My view of deposed Toronto Star publisher John Honderich, who, admittedly was publisher of Canada's most progressive daily, is coloured by the fact that he once ordered me to sell him my newspaper - "A minority piece will be fine as a start" - or his company would stop taking cash from me to print NOW Magazine. NOW had been with the same printer, Metroland, since we started, and we were proud to have gone from late payers to juicy clients during the 18-year relationship. Along the way, Honderich's company, Torstar, gobbled up our printer as it chewed its way through publishing companies across southern Ontario. But the subsidiary continued to do a great job printing NOW, and we kept giving them millions of dollars.
Until we got the call for lunch.
My business partner, Alice Klein, and I thought it nice enough that Honderich and an underling wanted to meet personally to talk about our business. We figured they wanted to discuss our desire to have our printing done in their swankier Vaughan plant.
Instead, Honderich wanted us to become one more piece of booty in his burgeoning media monopoly bag, demanding we sell him part of NOW because suddenly he didn't want to print "a competitor." (I did wonder whether he would've paid us with one of those oversized cheques he's so fond of appearing with in the Star, like a small-town bigwig dishing out charity.)
Over the years, many major media companies have courted NOW, and we have respectfully given them the thanks-but-no-thanks routine and gone our own way. Only Honderich went full-on thug with us. And he really did stop printing us. Now we're printed by the Sun (talk about strange bedfellows), which does a great job, cheaper.
But to give him his due, on John Honderich's watch, and his dad, Beland Honderich's, before him, the paper has been a drearily written champion of the little guy, impressive in its occasional stands in support of the NDP and David Miller, and gutsy enough to battle the cops and stake out a controversial - i.e., balanced - position in its Middle East coverage.
Of course, the Star also supported the disastrous creation of the megacity, the Olympics bid, a fixed link to the Toronto Islands, occasional wars and somebody called Mel Lastman. And it's all been done in the name of something called the Atkinson Principles. Torstar bosses and staffers toss around the Atkinson Principles the way North Koreans invoke Kim Il Sung's Juche theory and the Chinese cited Mao's Red Book during the Cultural Revolution.
Both Honderich and the man who deposed him, Torstar CEO Robert Prichard, claim to be acting in conformance with the Atkinson Principles, a loose commitment to "social justice" articulated by the paper's founder, Joseph E. Atkinson, in his will.
After watching Torstar swallow up newspapers from Whitby to Windsor and north to Owen Sound, I find it hard to believe that Atkinson's principles included monopoly capital. Surely, diversity of viewpoint would have been part of the progressive founding publisher's worldview. Atkinson would never have condoned the Star's attempt to snuff out or absorb all independent media within 500 miles of One Yonge Street.
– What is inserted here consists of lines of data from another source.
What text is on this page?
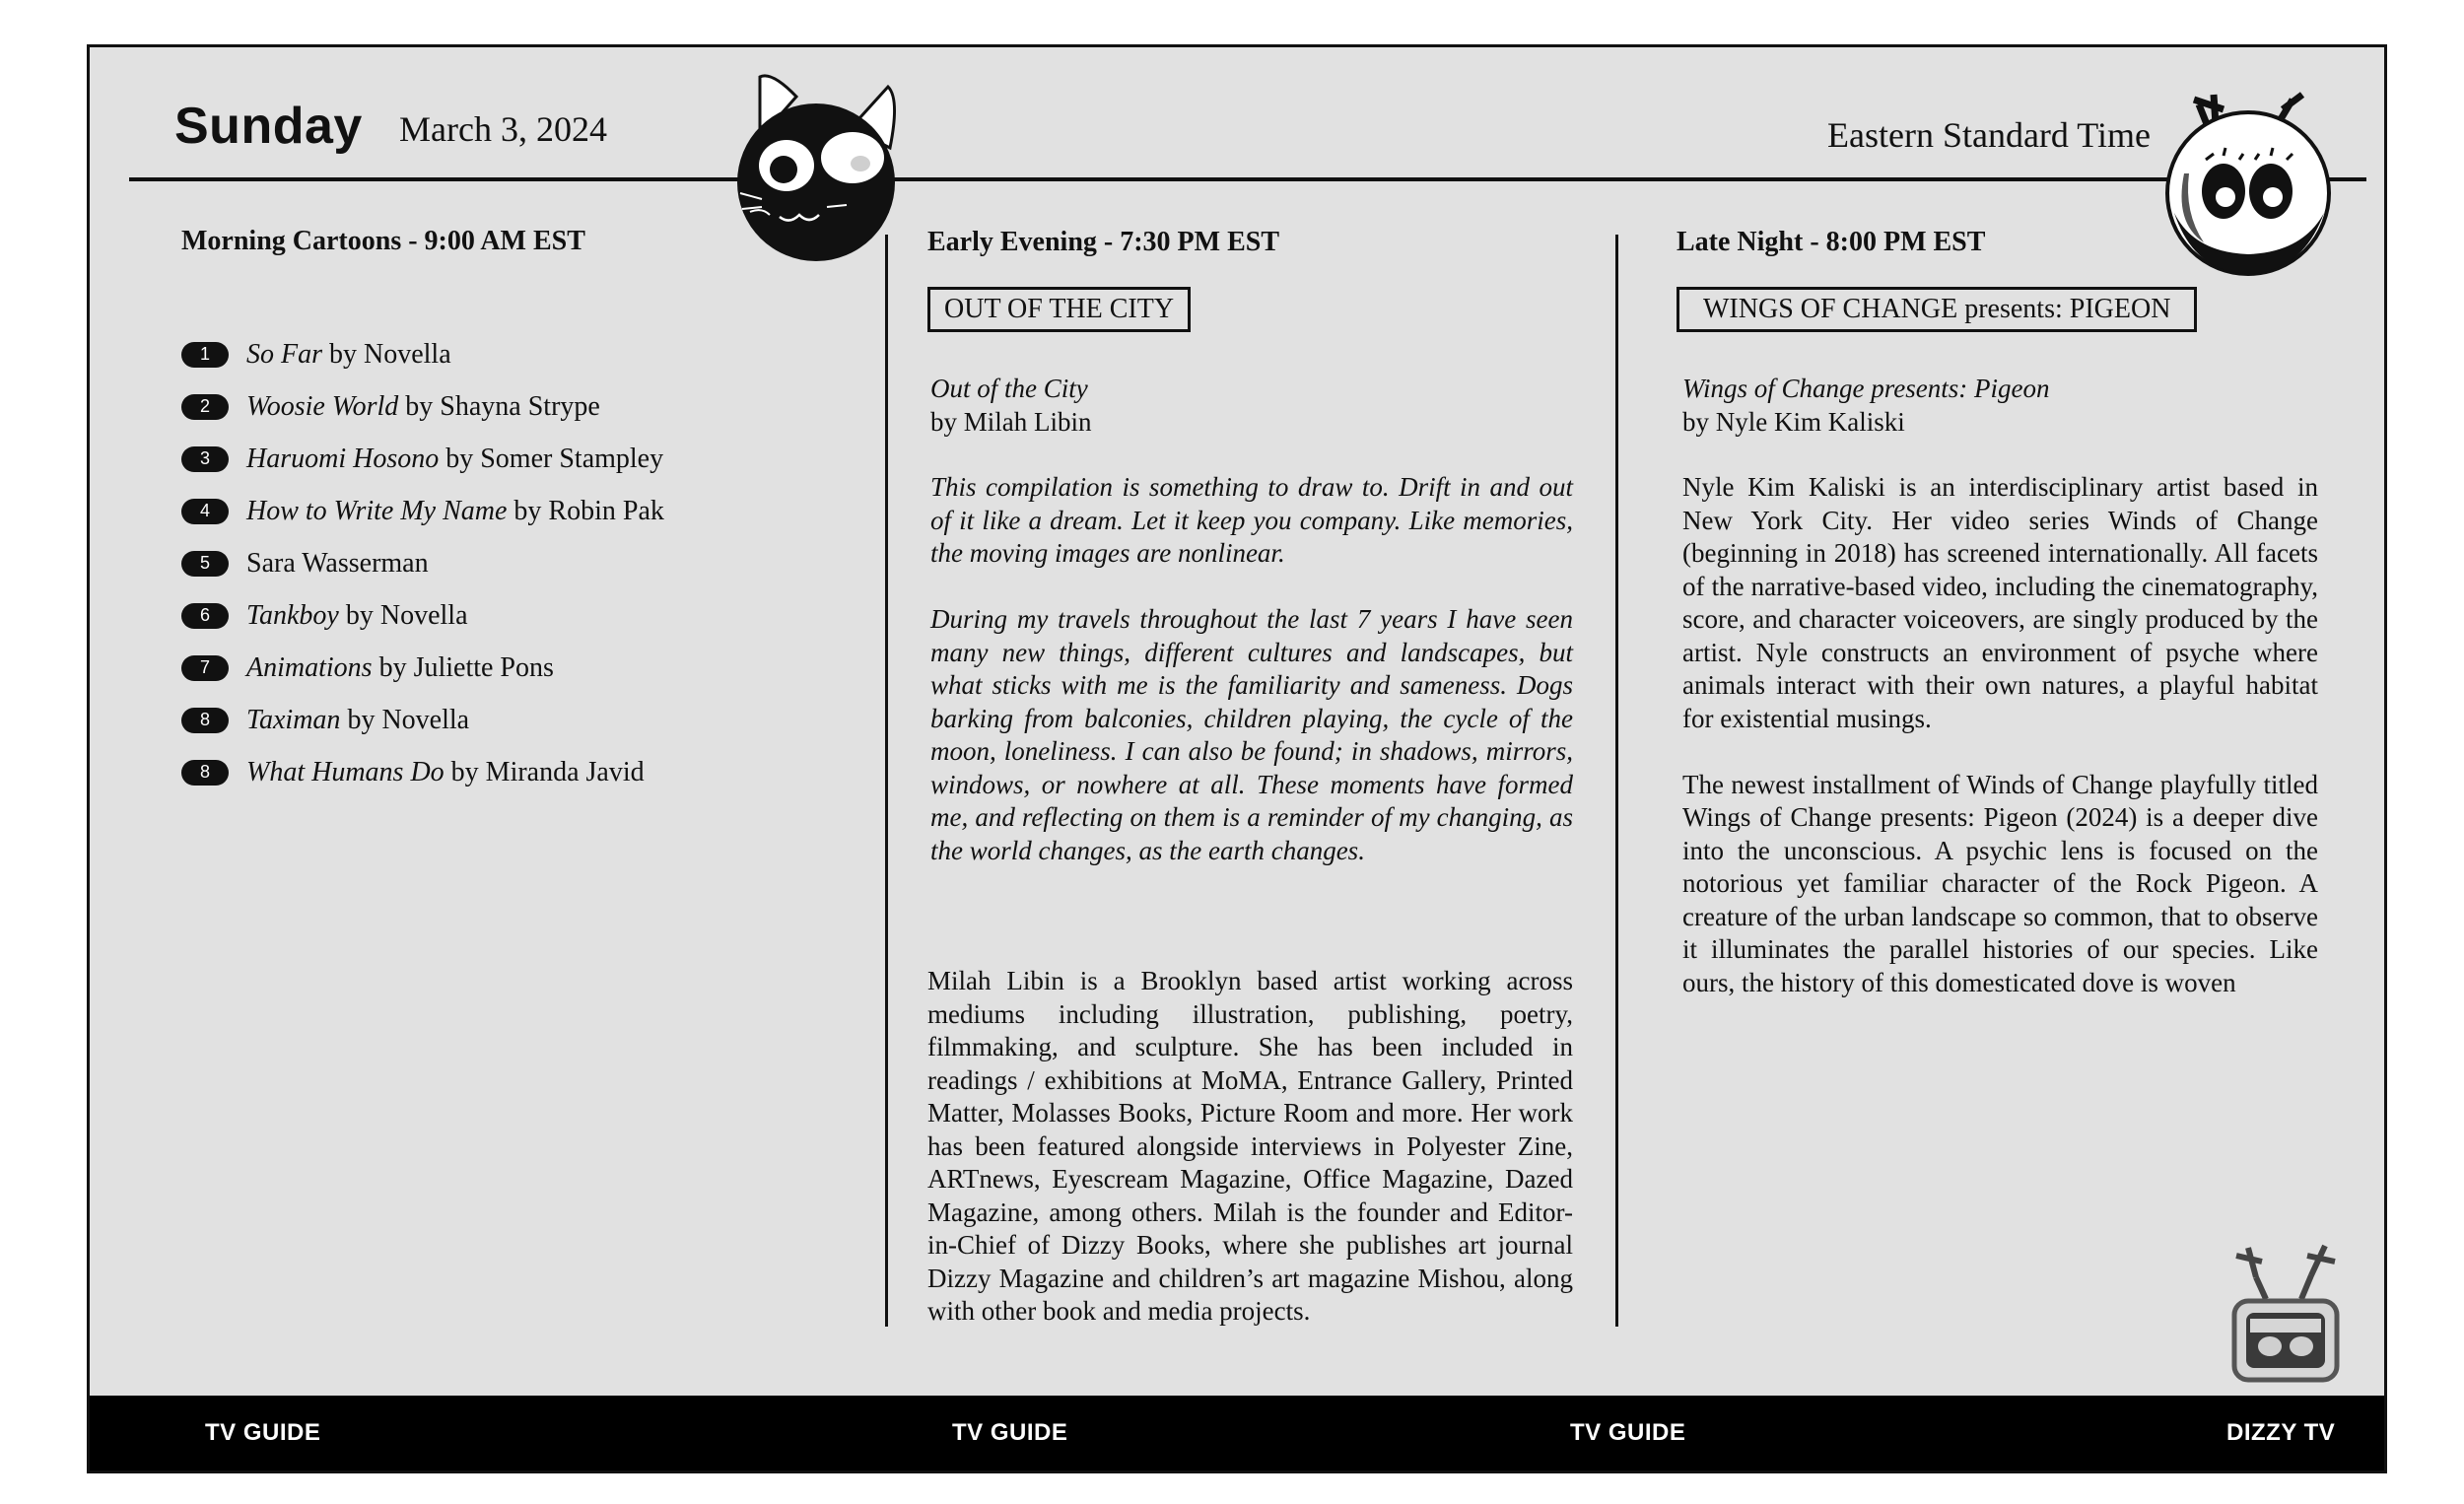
Sunday March 3, 2024	Eastern Standard Time
Morning Cartoons - 9:00 AM EST
1	So Far by Novella
2	Woosie World by Shayna Strype
3	Haruomi Hosono by Somer Stampley
4	How to Write My Name by Robin Pak
5	Sara Wasserman
6	Tankboy by Novella
7	Animations by Juliette Pons
8	Taximan by Novella
8	What Humans Do by Miranda Javid
Early Evening - 7:30 PM EST
OUT OF THE CITY
Out of the City
by Milah Libin

This compilation is something to draw to. Drift in and out of it like a dream. Let it keep you company. Like memories, the moving images are nonlinear.

During my travels throughout the last 7 years I have seen many new things, different cultures and landscapes, but what sticks with me is the familiarity and sameness. Dogs barking from balconies, children playing, the cycle of the moon, loneliness. I can also be found; in shadows, mirrors, windows, or nowhere at all. These moments have formed me, and reflecting on them is a reminder of my changing, as the world changes, as the earth changes.

Milah Libin is a Brooklyn based artist working across mediums including illustration, publishing, poetry, filmmaking, and sculpture. She has been included in readings / exhibitions at MoMA, Entrance Gallery, Printed Matter, Molasses Books, Picture Room and more. Her work has been featured alongside interviews in Polyester Zine, ARTnews, Eyescream Magazine, Office Magazine, Dazed Magazine, among others. Milah is the founder and Editor-in-Chief of Dizzy Books, where she publishes art journal Dizzy Magazine and children’s art magazine Mishou, along with other book and media projects.

Late Night - 8:00 PM EST
WINGS OF CHANGE presents: PIGEON
Wings of Change presents: Pigeon
by Nyle Kim Kaliski

Nyle Kim Kaliski is an interdisciplinary artist based in New York City. Her video series Winds of Change (beginning in 2018) has screened internationally. All facets of the narrative-based video, including the cinematography, score, and character voiceovers, are singly produced by the artist. Nyle constructs an environment of psyche where animals interact with their own natures, a playful habitat for existential musings.

The newest installment of Winds of Change playfully titled Wings of Change presents: Pigeon (2024) is a deeper dive into the unconscious. A psychic lens is focused on the notorious yet familiar character of the Rock Pigeon. A creature of the urban landscape so common, that to observe it illuminates the parallel histories of our species. Like ours, the history of this domesticated dove is woven

TV GUIDE	TV GUIDE	TV GUIDE	DIZZY TV
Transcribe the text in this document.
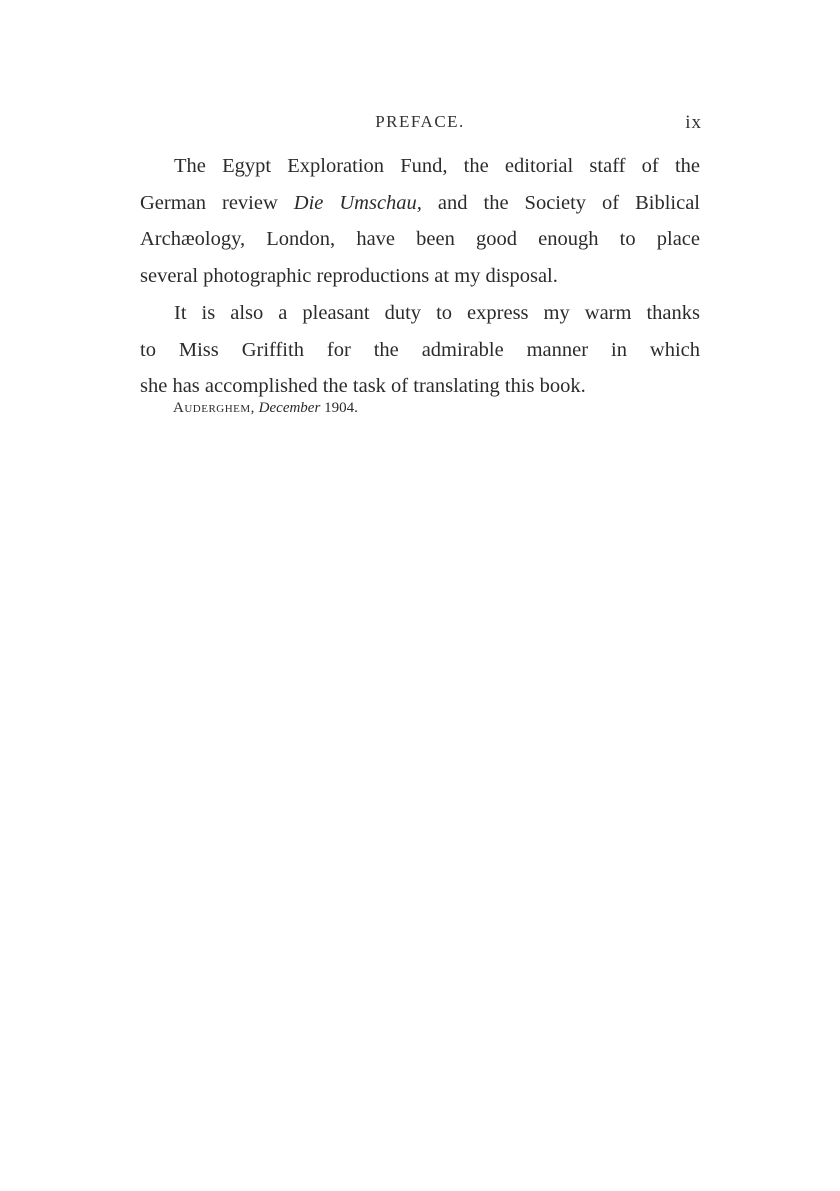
PREFACE.	ix
The Egypt Exploration Fund, the editorial staff of the
German review Die Umschau, and the Society of Biblical
Archæology, London, have been good enough to place
several photographic reproductions at my disposal.
It is also a pleasant duty to express my warm thanks
to Miss Griffith for the admirable manner in which
she has accomplished the task of translating this book.
Auderghem, December 1904.
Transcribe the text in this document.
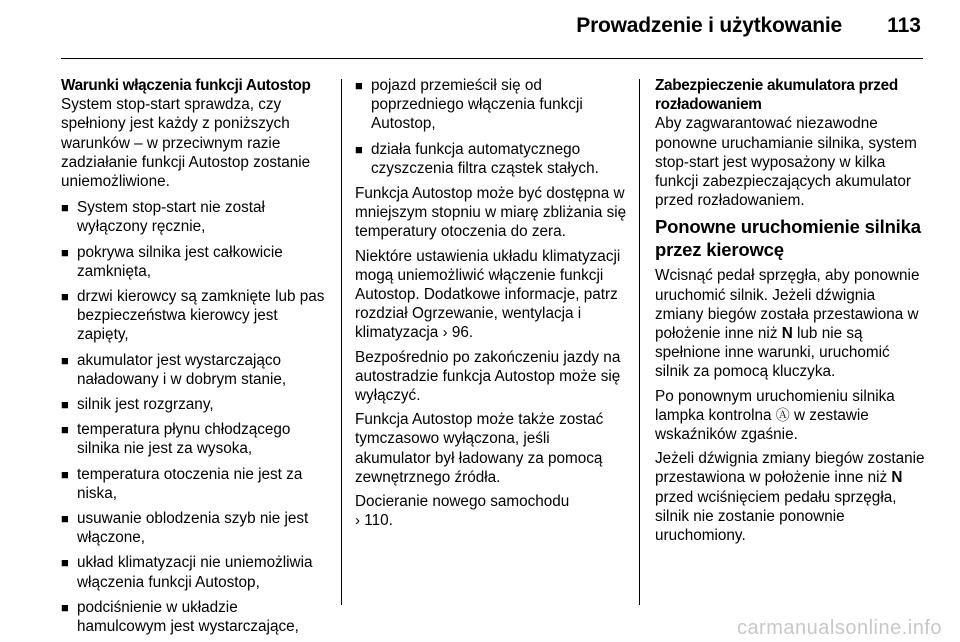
Prowadzenie i użytkowanie 113

Warunki włączenia funkcji Autostop

System stop-start sprawdza, czy spełniony jest każdy z poniższych warunków – w przeciwnym razie zadziałanie funkcji Autostop zostanie uniemożliwione.

■ System stop-start nie został wyłączony ręcznie,
■ pokrywa silnika jest całkowicie zamknięta,
■ drzwi kierowcy są zamknięte lub pas bezpieczeństwa kierowcy jest zapięty,
■ akumulator jest wystarczająco naładowany i w dobrym stanie,
■ silnik jest rozgrzany,
■ temperatura płynu chłodzącego silnika nie jest za wysoka,
■ temperatura otoczenia nie jest za niska,
■ usuwanie oblodzenia szyb nie jest włączone,
■ układ klimatyzacji nie uniemożliwia włączenia funkcji Autostop,
■ podciśnienie w układzie hamulcowym jest wystarczające,
■ pojazd przemieścił się od poprzedniego włączenia funkcji Autostop,
■ działa funkcja automatycznego czyszczenia filtra cząstek stałych.

Funkcja Autostop może być dostępna w mniejszym stopniu w miarę zbliżania się temperatury otoczenia do zera.

Niektóre ustawienia układu klimatyzacji mogą uniemożliwić włączenie funkcji Autostop. Dodatkowe informacje, patrz rozdział Ogrzewanie, wentylacja i klimatyzacja › 96.

Bezpośrednio po zakończeniu jazdy na autostradzie funkcja Autostop może się wyłączyć.

Funkcja Autostop może także zostać tymczasowo wyłączona, jeśli akumulator był ładowany za pomocą zewnętrznego źródła.

Docieranie nowego samochodu
› 110.

Zabezpieczenie akumulatora przed rozładowaniem

Aby zagwarantować niezawodne ponowne uruchamianie silnika, system stop-start jest wyposażony w kilka funkcji zabezpieczających akumulator przed rozładowaniem.

Ponowne uruchomienie silnika przez kierowcę

Wcisnąć pedał sprzęgła, aby ponownie uruchomić silnik. Jeżeli dźwignia zmiany biegów została przestawiona w położenie inne niż N lub nie są spełnione inne warunki, uruchomić silnik za pomocą kluczyka.

Po ponownym uruchomieniu silnika lampka kontrolna Ⓐ w zestawie wskaźników zgaśnie.

Jeżeli dźwignia zmiany biegów zostanie przestawiona w położenie inne niż N przed wciśnięciem pedału sprzęgła, silnik nie zostanie ponownie uruchomiony.

carmanualsonline.info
Honderich and Torstar had a monumental, in-print hissy fit when their efforts to spread their media might even further were thwarted when they were denied the Toronto One TV licence.
Much is made of Honderich's early days as a "copy boy" at the Ottawa Citizen and the accompanying mythology that he worked his way up through the Star's ranks. But he's basically the Belinda Stronach of publishing, an underachiever handed the keys to the executive offices by his dad. Honderich was given the top job in the family business after an indifferent career that never saw him develop as a writer. His bylined pieces, especially his laughable correspondence with the editor of Montreal's La Presse, were usually the worst articles in a badly written paper.
Admittedly, he was one of the increasingly rare breed of publishers who actually read their papers and value what's in them.
For all his successes, Honderich's reign has featured many failures. One of the most costly saw him talk Torstar's board into sinking millions of dollars into the Starphone interactive phone system about 10 minutes before the Internet broke, making this costly, clumsy technology obsolete.
The Star suffered through a messy and ugly strike on his watch that certainly didn't reflect Atkinson's lofty pro-worker sentiments. And a strike never looks good on the manager who oversaw it.
When Sweden's Metro free paper wanted into Toronto, Honderch initially pledged to work with it and then double-crossed the Scandinavians when they attempted to go it alone. Eventually, he had to crawl back to his scorned partners, with whom he now jointly operates Metro, while his GTA Today is nothing more than a ghost of a name on a few ugly news boxes.
It would be a shame if Toronto got yet another full-on right-wing daily as a result of the coup that ousted Honderich, but surely newly undisputed ruler of the roost CEO Prichard must realize that, even from a business point of view, sticking with a progressive progam makes sense. Oh yeah, and it would be true to the Atkinson Principles.